For purposes of automatically translating code from C++ to C#, I would like to have a C# class (psuedo-code)
class Null {
public static implicit operator T (Null unused) {
return null;
}
}
This would be useful in cases such as
foo(T1 x) { ... }
foo(T2 x) { ... }
foo(null); // ambiguous
For certain reasons, programmatically disambiguating the above type is not in general possible. E.g.

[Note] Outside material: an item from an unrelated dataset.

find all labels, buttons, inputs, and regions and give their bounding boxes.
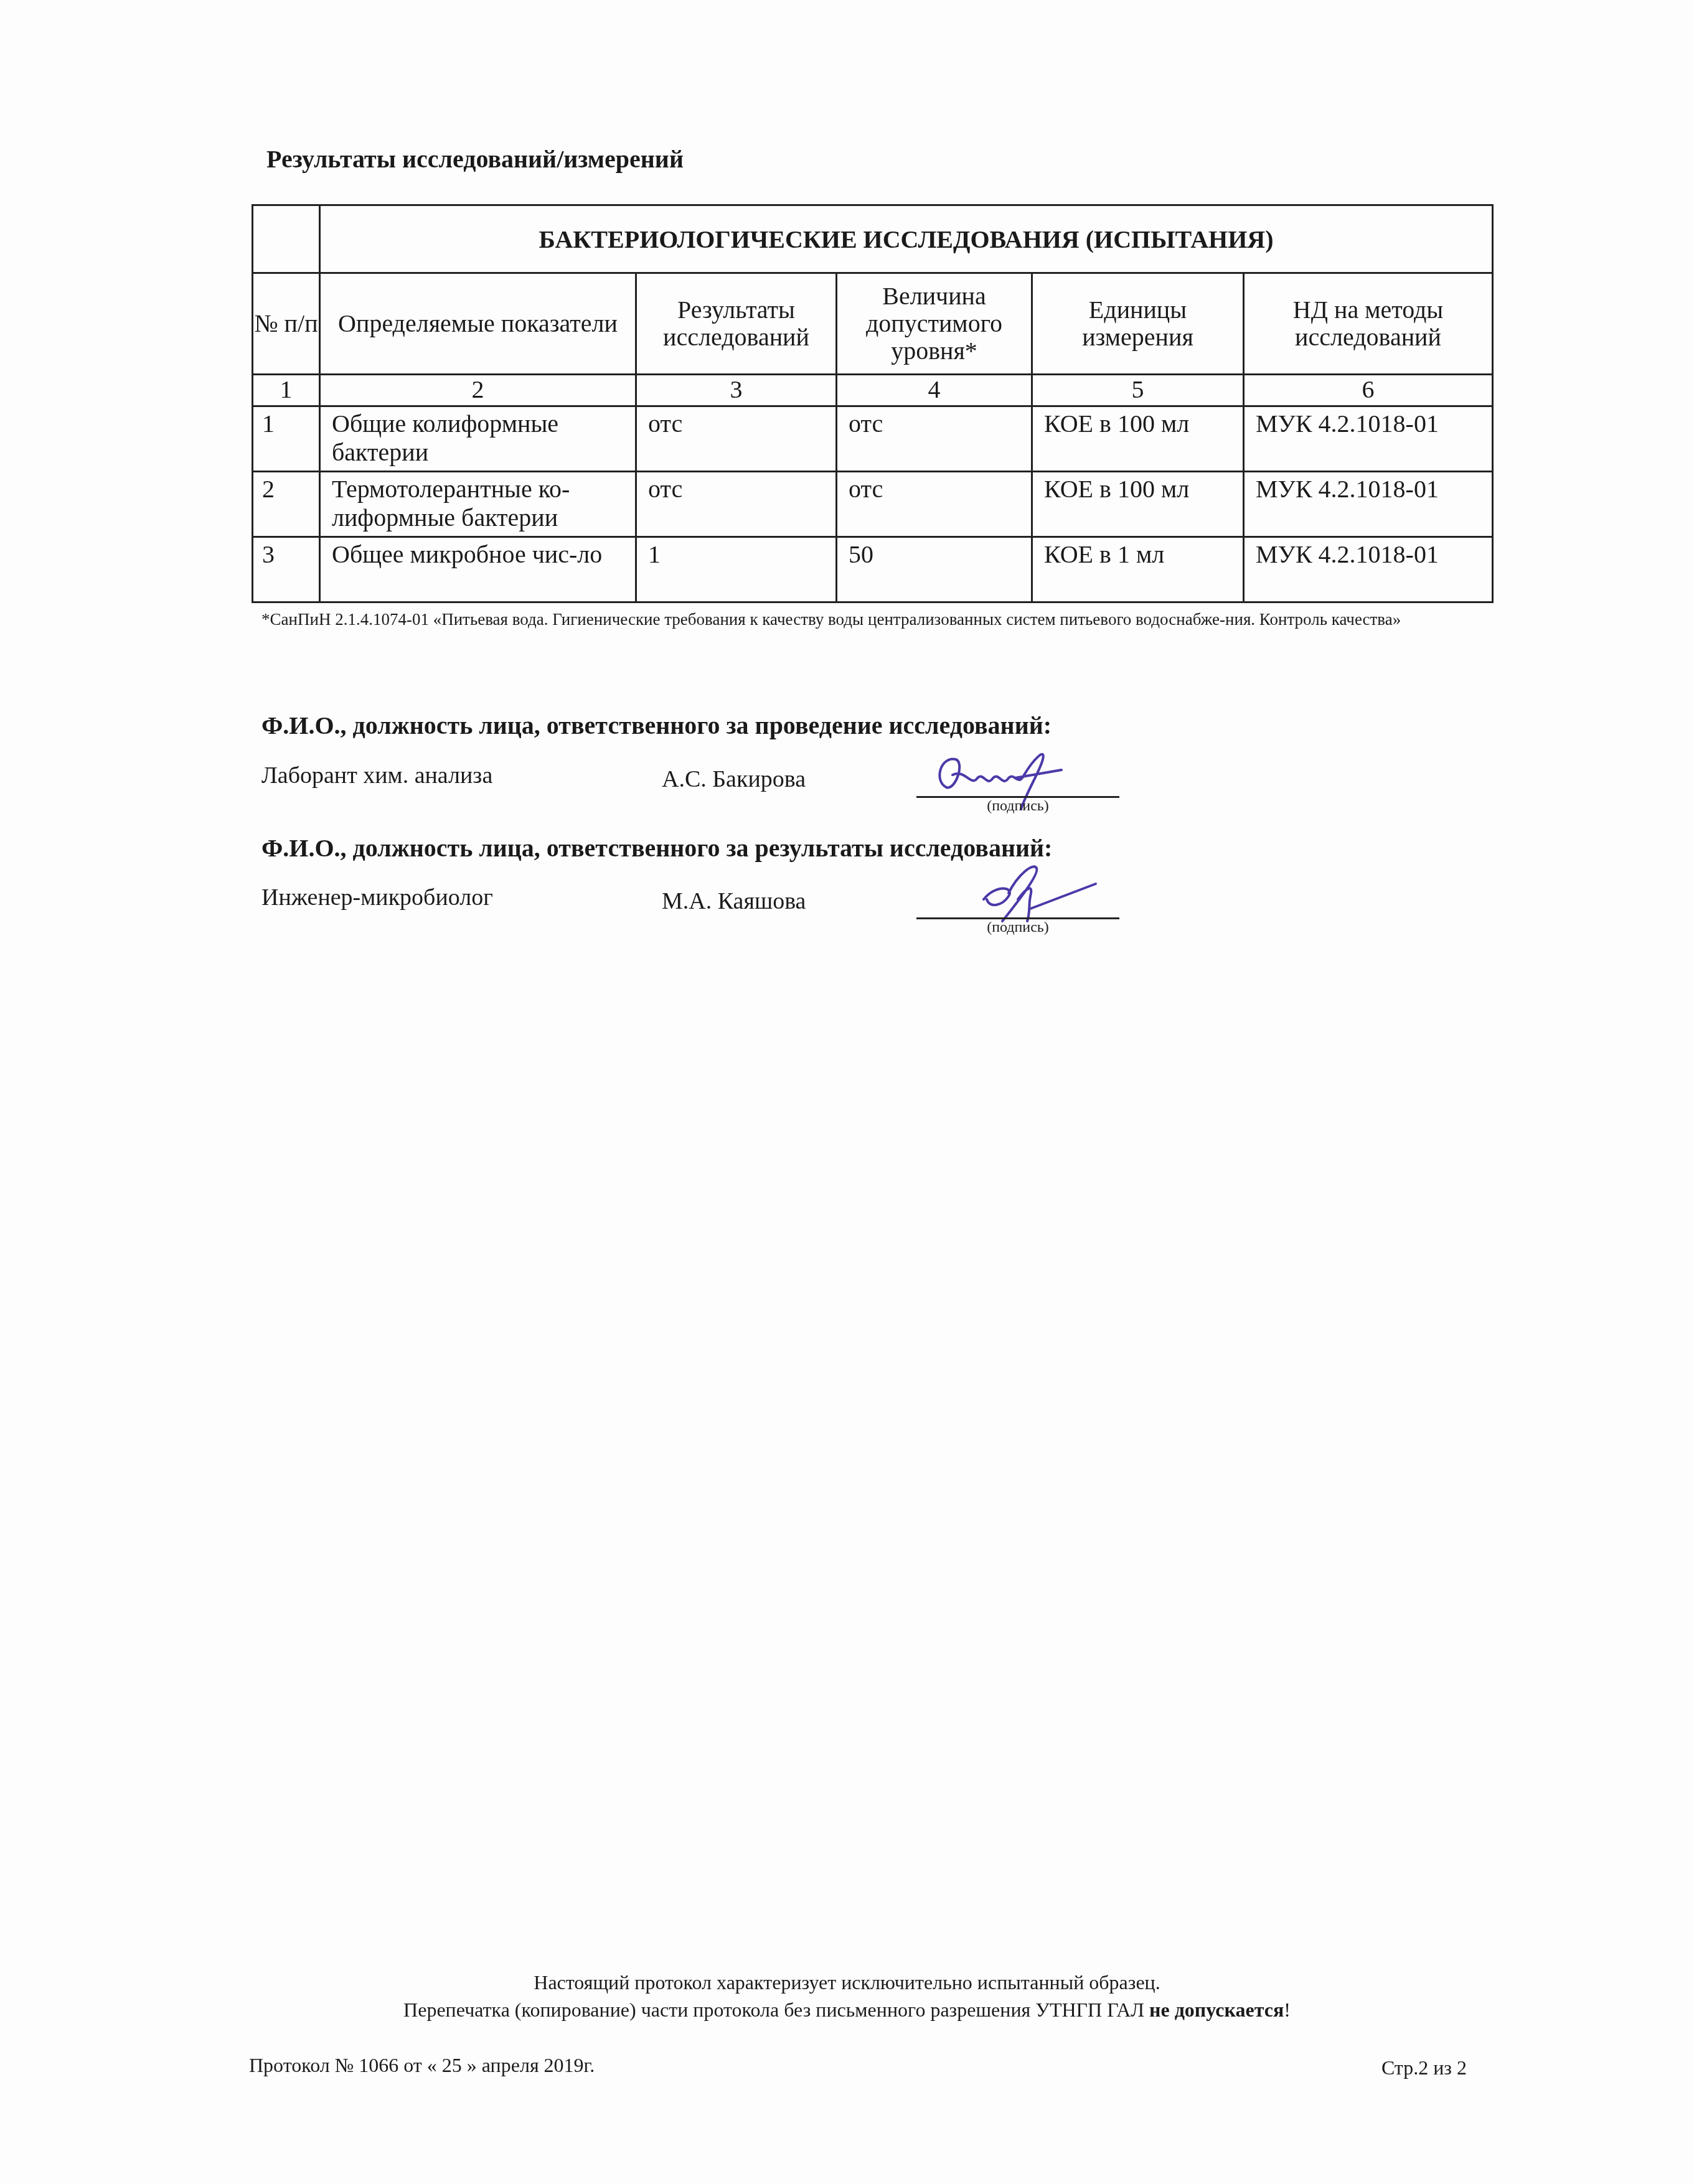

foo((T1)null); // Discovering T1 over T2 is not possible or really hard to do
But if I had the Null
class above, I could programmatically add in
foo(Null x) {...}
and generate
foo(new Null()); // not ambiguous
The trick would be to use new Null()
in place of every generated null
such that even
T1 x = new Null();
compiles with x == null
.
Is it possible to write such a class?
No. Absent the dynamic
keyword, all method binding in C# is done at compile-time--even binding to implicit cast operators. That means that the problem you're running into with method overload resolution will also prevent the compiler from being able to figure out whether you want your null
to be implicitly cast to a T1 or a T2. And using dynamic
won't work, because null
doesn't have any type at runtime.
It is possible that there are other solutions to your problem if you can share more information. For example, if either of the two methods would work correctly when passed a null value, and you're just trying to get the generated code to compile, you could create a method like this:
foo(object o) {return Foo((T1)null);}
And then translate calls to:
foo(new object());
The above method would also work if you wanted to use a Null
class instead of object
--no implicit cast is necessary.
On the other hand, if it does matter which overload gets called with a null value, then you need to tell us how the original program determines which one to call.